Une dépêche du Jerusalem Post confirme:
Israeli TV producer Naftali Glicksberg, who participated in the production of a leading Lebanese TV station's film on Ron Arad, believes that the scenes of the missing Israeli navigator are authentic and that he is easily identifiable, according to an interview on Army Radio.
Un article d'Arutz Sheva ne dit rien d'autre:
The video clip was no surprise to Naftali Glicksberg, an Israeli television producer who was involved in producing the program which is to air on the Saudi-owned LBC Channel.
Même topo sur la BBC et sur le Daily Star. L'Orient-le Jour est le seul média à n'avoir pas entendu parler de cela (quant à téléphoner à un autre média libanais pour poser des questions, c'est beaucoup plus usant que de regarder CNN).

Nous avons donc Naftali Glicksberg, «un producteur de télévision israélien impliqué dans la production du programme consacré au Hezbollah pour la chaîne de télévision libanaise LBC». Ce dernier indique également qu'un autre producteur israélien et une maison de production française ont participé à la production. Un autre article de Haaretz est plus explicite:
Glicksberg said he and another Israeli producer, Osnat Trabelsi, were hired by a French production company affiliated with the Lebanese company. Glicksberg added that he had been working with the French company - not directly with the Lebanese one.
La version impliquant Naftali Glicksberg et celle prétendant que le documentaire a été acheté à Ibrahim el-Amine sont incompatibles.

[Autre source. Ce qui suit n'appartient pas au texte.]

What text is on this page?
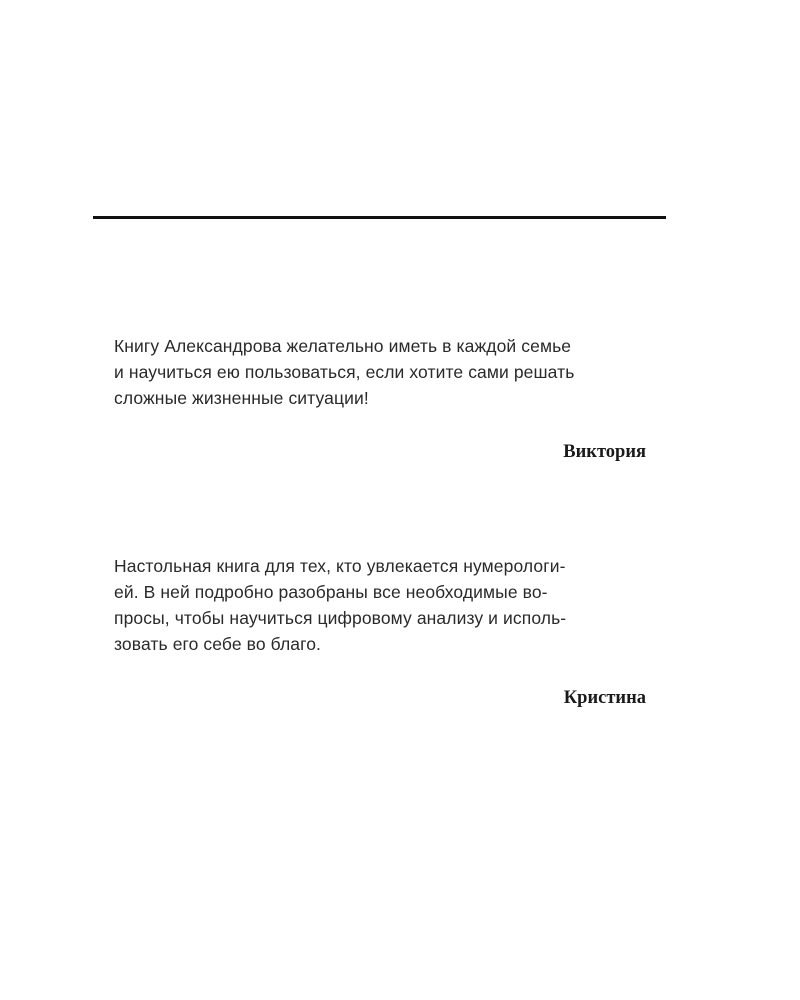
Книгу Александрова желательно иметь в каждой семье
и научиться ею пользоваться, если хотите сами решать
сложные жизненные ситуации!

Виктория

Настольная книга для тех, кто увлекается нумерологи-
ей. В ней подробно разобраны все необходимые во-
просы, чтобы научиться цифровому анализу и исполь-
зовать его себе во благо.

Кристина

La mention de Naftali Glicksberg est importante en ce qu'elle est la seule confirmation, pour l'instant, de la véracité des images montrant Ron Arad. L'occultation de cette information par L'Orient-Le Jour permet à la fois de pondre une dépêche totalement dépourvue de la moindre information intéressante, mais aussi de cacher à ses lecteurs la LBC ferait intervenir au moins des producteurs israéliens dans la réalisation d'un document qui, tenez-vous bien, tombe parfaitement à point: le Hezbollah détiendrait encore un autre soldat israélien, et cela depuis 20 ans.

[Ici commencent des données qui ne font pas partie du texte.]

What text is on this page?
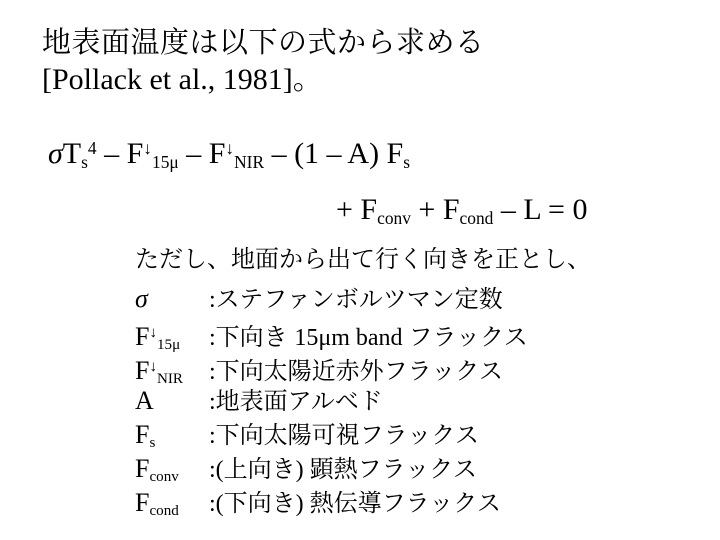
地表面温度は以下の式から求める
[Pollack et al., 1981]。
σTs$^4$ – F↓15μ – F↓NIR – (1 – A) Fs
+ Fconv + Fcond – L = 0
ただし、地面から出て行く向きを正とし、
σ	:ステファンボルツマン定数
F↓15μ :下向き 15μm band フラックス
F↓NIR :下向太陽近赤外フラックス
A :地表面アルベド
Fs :下向太陽可視フラックス
Fconv :(上向き) 顕熱フラックス
Fcond :(下向き) 熱伝導フラックス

Une grande chaîne de télévision libanaise avec des producteurs israéliens sur un sujet aussi sensible, voilà qui n'est tout de même pas commun.

La LBC est la grande chaîne chrétienne du Liban. À l'origine, c'est l'organe de propagande des Forces libanaises de Bashir Gemayel, milice d'extrême-droite chrétienne qui a pris le pouvoir grâce à l'invasion du Liban par ses alliés israéliens. Elle fut fondée et commença à émettre grâce au soutien technique et financier du Christian Broadcasting Network du téléévangéliste étatsunien Pat Robertson, puis avec le soutien des Français (désireux de contrer l'influence américaine sur la télévision des Forces libanaises pro-israéliennes, ce qui laisse rêveur). À ce sujet, on peut lire Satellite Realms: Transnational Television, Globalization and the Middle East, par Naomi Sakr, 2001. [Pat Robertson, faux-nez des services américains, et également fondateur de la radio de propagande de l'Armée du Liban-Sud (milice libanaise mercenaire des occupants israéliens), Voice of Hope.]

Disons que, depuis, elle s'est largement normalisée. Il reste à savoir si la LBC appartient bien à des actionnaires libanais, ou si elle est contrôlée par les Saoudiens.

Selon Juan Cole, Amerlocain qui voit des explications ethno-religieuses partout, la LBC est «Christian-owned». D'après Arutz Sheva, la LBC est «Saudi-owned». Ce qui semble contradictoire, à moins qu'il s'agisse de milliardaires saoudiens chrétiens.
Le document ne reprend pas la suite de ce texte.